Objects, unlike premodern texts, allow us to see the everyday experiences of both elite and non-elite people in the past. In my classes, students engage with things as varied as Greek polychrome statues, Jewish mikva’ot in the Holy Roman Empire, viking graffiti etched on the mosques of Istanbul, and Aztec bloodletting bowls reused as Christian baptismal fonts. In both introductory surveys and advanced electives, we work with images, 3D-modeled replicas, as well as the material collections of local museums and to bring the distant premodern world into the classroom.
By focusing on the role of objects in history, I encourage students to root large historical processes and ideas in the actions of individual women and men. In this way, students in my medieval history survey course explore the rough folia of a vellum manuscript, learning about both the philosophical revolution sparked by its contents and the laborious local processes of book making that permitted such ideas to spread. My goal is to teach liberal arts students how to connect individual people, places, and things in history to larger impersonal forces and narratives. When students engage with historical actors as equals and see themselves in the shoes of someone who lived one thousand years ago, they learn that people from the past may be strangers but not strange. I accomplish this through my deliberate emphasis on teaching with interdisciplinary sources as well as immersive learning in and outside of the classroom.
Material and visual evidence are essential to reclaiming the history and agency of the poor, women, and religious and ethnic minorities who left behind few surviving documents. This approach resonated in my diverse classes of local and international students at Boston College and St. Lawrence University, classes that have included first-generation college students, students with disabilities, those learning English as a second language, and STEM as well as History majors.
In one of my introductory courses, students studied the Spanish conquest of the Americas through a combination of interdisciplinary evidence and modern media. We interrogated archaeological, visual, and documentary sources as well as websites, popular films, documentaries, and scholarly articles to investigate not only what we know about conflict and agency, but also how we know it. In discussion, students uncovered the Native American experience of the conquest and identified the biases in our sources.
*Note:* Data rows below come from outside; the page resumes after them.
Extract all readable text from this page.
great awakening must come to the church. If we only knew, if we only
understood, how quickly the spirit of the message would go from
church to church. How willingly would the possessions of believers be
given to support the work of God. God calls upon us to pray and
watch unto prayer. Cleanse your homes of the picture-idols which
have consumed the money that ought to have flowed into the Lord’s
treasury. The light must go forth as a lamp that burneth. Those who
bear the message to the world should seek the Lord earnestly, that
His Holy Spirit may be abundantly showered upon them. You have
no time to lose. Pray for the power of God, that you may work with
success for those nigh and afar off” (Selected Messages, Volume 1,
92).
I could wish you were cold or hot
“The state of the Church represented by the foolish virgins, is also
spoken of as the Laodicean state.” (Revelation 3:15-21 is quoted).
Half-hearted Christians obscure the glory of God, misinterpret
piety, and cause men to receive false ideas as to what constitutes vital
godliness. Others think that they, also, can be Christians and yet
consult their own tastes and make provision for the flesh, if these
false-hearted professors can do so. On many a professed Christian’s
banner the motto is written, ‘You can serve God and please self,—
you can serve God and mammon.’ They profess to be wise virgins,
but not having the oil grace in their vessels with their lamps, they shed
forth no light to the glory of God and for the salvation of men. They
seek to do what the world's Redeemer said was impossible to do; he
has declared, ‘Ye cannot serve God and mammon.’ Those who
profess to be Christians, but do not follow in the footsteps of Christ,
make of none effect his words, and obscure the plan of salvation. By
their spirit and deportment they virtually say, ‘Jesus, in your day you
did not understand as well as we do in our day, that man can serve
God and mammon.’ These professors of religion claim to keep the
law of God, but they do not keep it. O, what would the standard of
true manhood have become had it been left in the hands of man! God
It was the big moment when students realized that studying history was more complex than a list of dates and kings. I direct my students toward such moments in order to emphasize the contingency of the past and the potential of their future. This lesson encourages them to be curious citizens and to implement the skills of historical inquiry in their lives beyond college.
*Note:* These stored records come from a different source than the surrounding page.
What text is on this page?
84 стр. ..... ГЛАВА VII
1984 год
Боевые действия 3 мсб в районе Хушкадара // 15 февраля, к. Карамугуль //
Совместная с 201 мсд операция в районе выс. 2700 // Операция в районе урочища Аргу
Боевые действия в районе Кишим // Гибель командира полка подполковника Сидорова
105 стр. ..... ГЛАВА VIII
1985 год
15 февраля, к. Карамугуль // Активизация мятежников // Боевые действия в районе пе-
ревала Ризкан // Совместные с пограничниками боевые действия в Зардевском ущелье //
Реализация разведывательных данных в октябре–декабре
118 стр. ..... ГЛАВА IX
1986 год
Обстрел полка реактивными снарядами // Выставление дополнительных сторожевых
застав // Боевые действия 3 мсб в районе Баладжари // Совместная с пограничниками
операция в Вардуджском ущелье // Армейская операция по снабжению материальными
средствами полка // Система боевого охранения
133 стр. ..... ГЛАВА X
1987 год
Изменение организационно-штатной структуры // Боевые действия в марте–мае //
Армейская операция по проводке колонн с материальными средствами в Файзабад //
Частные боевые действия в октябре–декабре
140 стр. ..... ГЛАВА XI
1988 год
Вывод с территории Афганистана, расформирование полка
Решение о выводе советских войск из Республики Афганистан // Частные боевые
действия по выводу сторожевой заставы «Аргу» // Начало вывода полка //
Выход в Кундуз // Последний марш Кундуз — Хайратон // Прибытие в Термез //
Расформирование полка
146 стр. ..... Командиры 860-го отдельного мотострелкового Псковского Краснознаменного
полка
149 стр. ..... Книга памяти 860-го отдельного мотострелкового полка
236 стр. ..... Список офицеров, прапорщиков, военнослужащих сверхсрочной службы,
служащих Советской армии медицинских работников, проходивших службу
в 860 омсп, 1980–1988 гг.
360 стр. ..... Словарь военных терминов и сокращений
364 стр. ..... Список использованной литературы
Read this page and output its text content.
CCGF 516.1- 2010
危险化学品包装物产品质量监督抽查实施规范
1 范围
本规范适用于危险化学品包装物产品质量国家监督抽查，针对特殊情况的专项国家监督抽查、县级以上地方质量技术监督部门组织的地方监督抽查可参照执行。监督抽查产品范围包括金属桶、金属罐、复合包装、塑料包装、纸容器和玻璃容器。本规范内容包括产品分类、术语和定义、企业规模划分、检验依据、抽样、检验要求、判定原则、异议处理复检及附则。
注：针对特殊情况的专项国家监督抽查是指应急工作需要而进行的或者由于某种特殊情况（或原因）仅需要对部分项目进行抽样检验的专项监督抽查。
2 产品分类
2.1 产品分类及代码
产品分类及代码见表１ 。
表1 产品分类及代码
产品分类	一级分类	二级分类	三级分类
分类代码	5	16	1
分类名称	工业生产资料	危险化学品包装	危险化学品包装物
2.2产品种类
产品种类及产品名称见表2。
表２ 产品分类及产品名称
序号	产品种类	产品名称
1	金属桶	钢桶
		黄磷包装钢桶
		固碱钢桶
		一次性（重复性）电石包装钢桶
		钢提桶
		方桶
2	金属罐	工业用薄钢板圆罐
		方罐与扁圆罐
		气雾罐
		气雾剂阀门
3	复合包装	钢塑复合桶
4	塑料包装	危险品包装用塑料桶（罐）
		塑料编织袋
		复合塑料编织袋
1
Collaboration in my classroom helps students learn through group activities, both through student-led discussions as well as assignments. One of my most successful classes involved a role-playing exercise on the Reformation in which three groups of students representing Calvinists, Lutherans, and Reformed Catholics tried to “convert” me to their cause. Students needed not only to have analyzed the primary & secondary readings and objects & images for the day, but also to think like their historical actors, cross-examine each other’s positions, and acknowledge material issues affecting rich and poor in late medieval Europe. One group continued debating into the hallway long after class had ended. Collaborative activities such as creating online museum exhibitions and peer-editing research papers help students help one another to reveal different perspectives on the past. By the end of my course, students have learned how our narratives of “History” are formed from many diverse, contingent “histories,” in which historical strangers are not so unfamiliar.